CHAPITRE IV : PROCESSUS DE DÉCISION D'ACHAT ET
D'UTILISATION DES INTRANTS
Ce chapitre traite d'une part des déterminants de choix
du vendeur des intrants par les maraichers et d'autre part des
déterminants de choix et d'usage des intrants. Il s'agit d'apporter des
éléments de réponse à la question posée dans
la problématique de recherche.
1. LES DÉCISIONS D'ACHAT DES
INTRANTS : UN PHÉNOMÈNE COMPLEXE
Un système de
croisement et de réassurance des sources d'informations
« ... avec la difficulté à
laquelle nous sommes confrontés face au changement des pesticides, on ne
peut pas dormir sous nos lauriers hein ! Si non c'est la catastrophe. Il
faut être sociable afin de pouvoir discuter avec les maraichers de son
site et d'ailleurs, participer aux réunions de groupement, discuter avec
les vendeurs de pesticides. Si tu veux continuer à faire le maraichage,
faut pas rester dans ton coin. Dans cette affaire là, même un
ouvrier peux te sauver... ! Il n'y a pas de honte à demander !

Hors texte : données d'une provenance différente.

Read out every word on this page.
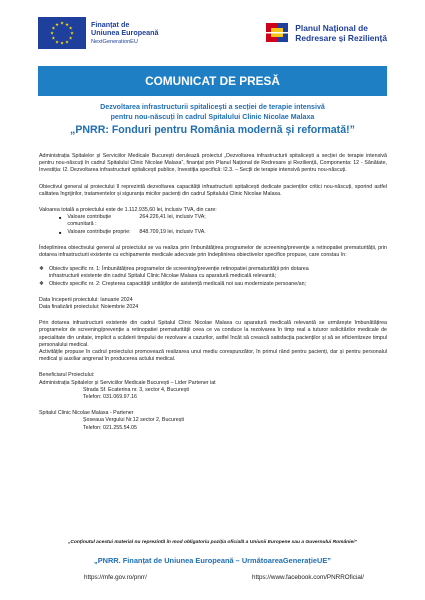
★ ★
★
★
★
★
★
★
★
★
★
★	Finanțat de
Uniunea Europeană
NextGenerationEU
Planul Național de
Redresare și Reziliență
COMUNICAT DE PRESĂ
Dezvoltarea infrastructurii spitalicești a secției de terapie intensivă
pentru nou-născuți în cadrul Spitalului Clinic Nicolae Malaxa
„PNRR: Fonduri pentru România modernă și reformată!”

Administrația Spitalelor și Serviciilor Medicale București derulează proiectul „Dezvoltarea infrastructurii spitalicești a secției de terapie intensivă pentru nou-născuți în cadrul Spitalului Clinic Nicolae Malaxa”, finanțat prin Planul Național de Redresare și Reziliență, Componenta: 12 - Sănătate, Investiția: I2. Dezvoltarea infrastructurii spitalicești publice, Investiția specifică: I2.3. – Secții de terapie intensivă pentru nou-născuți.

Obiectivul general al proiectului îl reprezintă dezvoltarea capacității infrastructurii spitalicești dedicate pacienților critici nou-născuți, sporind astfel calitatea îngrijirilor, tratamentelor și siguranța micilor pacienți din cadrul Spitalului Clinic Nicolae Malaxa.

Valoarea totală a proiectului este de 1.112.935,60 lei, inclusiv TVA, din care:

■ Valoare contribuție comunitară :
264.226,41 lei, inclusiv TVA;
■ Valoare contribuție proprie:	848.709,19 lei, inclusiv TVA.

Îndeplinirea obiectivului general al proiectului se va realiza prin îmbunătățirea programelor de screening/prevenție a retinopatiei prematurității, prin dotarea infrastructurii existente cu echipamente medicale adecvate prin îndeplinirea obiectivelor specifice propuse, care constau în:

❖ Obiectiv specific nr. 1: Îmbunătățirea programelor de screening/prevenție retinopatiei prematurității prin dotarea
infrastructurii existente din cadrul Spitalul Clinic Nicolae Malaxa cu aparatură medicală relevantă;
❖ Obiectiv specific nr. 2: Creșterea capacității unităților de asistență medicală noi sau modernizate persoane/an;

Data începerii proiectului: Ianuarie 2024

Data finalizării proiectului: Noiembrie 2024

Prin dotarea infrastructurii existente din cadrul Spitalul Clinic Nicolae Malaxa cu aparatură medicală relevantă se urmărește îmbunătățirea programelor de screening/prevenție a retinopatiei prematurității ceea ce va conduce la rezolvarea în timp real a tuturor solicitărilor medicale de specialitate din unitate, implicit a scăderii timpului de rezolvare a cazurilor, astfel încât să crească satisfacția pacienților și să se eficientizeze timpul personalului medical.

Activitățile propuse în cadrul proiectului promovează realizarea unui mediu corespunzător, în primul rând pentru pacienți, dar și pentru personalul medical și auxiliar angrenat în producerea actului medical.

Beneficiarul Proiectului:

Administrația Spitalelor și Serviciilor Medicale București – Lider Partener iat

Strada Sf. Ecaterina nr. 3, sector 4, București

Telefon: 031.069.97.16

Spitalul Clinic Nicolae Malaxa - Partener

Șoseaua Vergului Nr.12 sector 2, București

Telefon: 021.255.54.05

„Conținutul acestui material nu reprezintă în mod obligatoriu poziția oficială a Uniunii Europene sau a Guvernului României”
„PNRR. Finanțat de Uniunea Europeană – UrmătoareaGenerațieUE”
https://mfe.gov.ro/pnrr/	https://www.facebook.com/PNRROficial/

Il faut demander la même chose à plusieurs pour être
sûr quoi ! » [Natacha, 28 ans, maraichère à
VIMAS]. Pour faire face aux inconnus qui entourent le choix des semences
et des traitements, le maraicher recherche donc de multiples sources
d'informations. Ainsi il se donne les moyens d'avoir accès aux sources
d'informations en gardant de bonnes relations avec son voisinage au champ et
les vendeurs de pesticides, en payant ces cotisations afin de participer aux
réunions du groupement auquel il appartient. Nous pouvons constater
qu'une seule source d'information n'est suffisante en soi, et que les
maraichers, pour faire face à l'incertitude, croisent sans cesse leurs
différentes sources.
En outre, le quart des maraichers accordent beaucoup
d'importance à certaines sources qu'à d'autres.
« Même après avoir demandé de conseils chez
plusieurs, c'est ce que Tantapignon, le maraicher qui est au fond là-bas
me dit que je fais généralement. Pour le moment je ne suis pas
encore déçu. Je pense que c'est parce qu'il a fait une
école professionnelle ... » [Marcus, 30 ans, maraicher
à VIMAS]. « ...moi, c'est souvent les recommandations de Eric,
l'ouvrier qui est juste à l'entrée du site là !, que
je mets en pratique. Il est un peu âgé, environ la cinquantaine...
ça fait 25 ans qu'il est dans le maraichage. C'est à cause de son
expérience que son patron s'en sort si non... » [Ernest,
40 ans, maraicher à VIMAS]. « On gagne toujours quelque
chose en participant aux réunions de groupements. J'ai quitté
Cotonou pour m'installer sur le site de VIMAS, mais je suis toujours
restée membre de mon groupement. C'est pareil pour tous ceux qui sont
venus de Cotonou pour s'installer ici. C'est un creuset où les
maraichers de Cotonou et de VIMAS partagent leurs expériences.
Moi ! C'est souvent à cette occasion que j'obtiens des
recommandations » [Adizath, 30 ans, maraichère à
VIMAS]. Ceci concorde avec les travaux de Saad et Russo (1996) qui
montrent que le procédé séquentiel du processus
décisionnel n'implique pas que toutes les informations consultées
soient nécessairement utilisées.
En ce qui concerne la participation aux réunions de
groupements, nous constatons que les multiples relations entre les membres du
groupement tendent à rapprocher leurs manières de travailler. Ces
occasions d'entraide ou de débat influencent les manières de
travailler. En effet, dans ces situations d'incertitude et compte tenu des
limites de l'expérience de l'observateur individuel, ces relations
alimentent une confiance nécessaire (Nicourt, 2008).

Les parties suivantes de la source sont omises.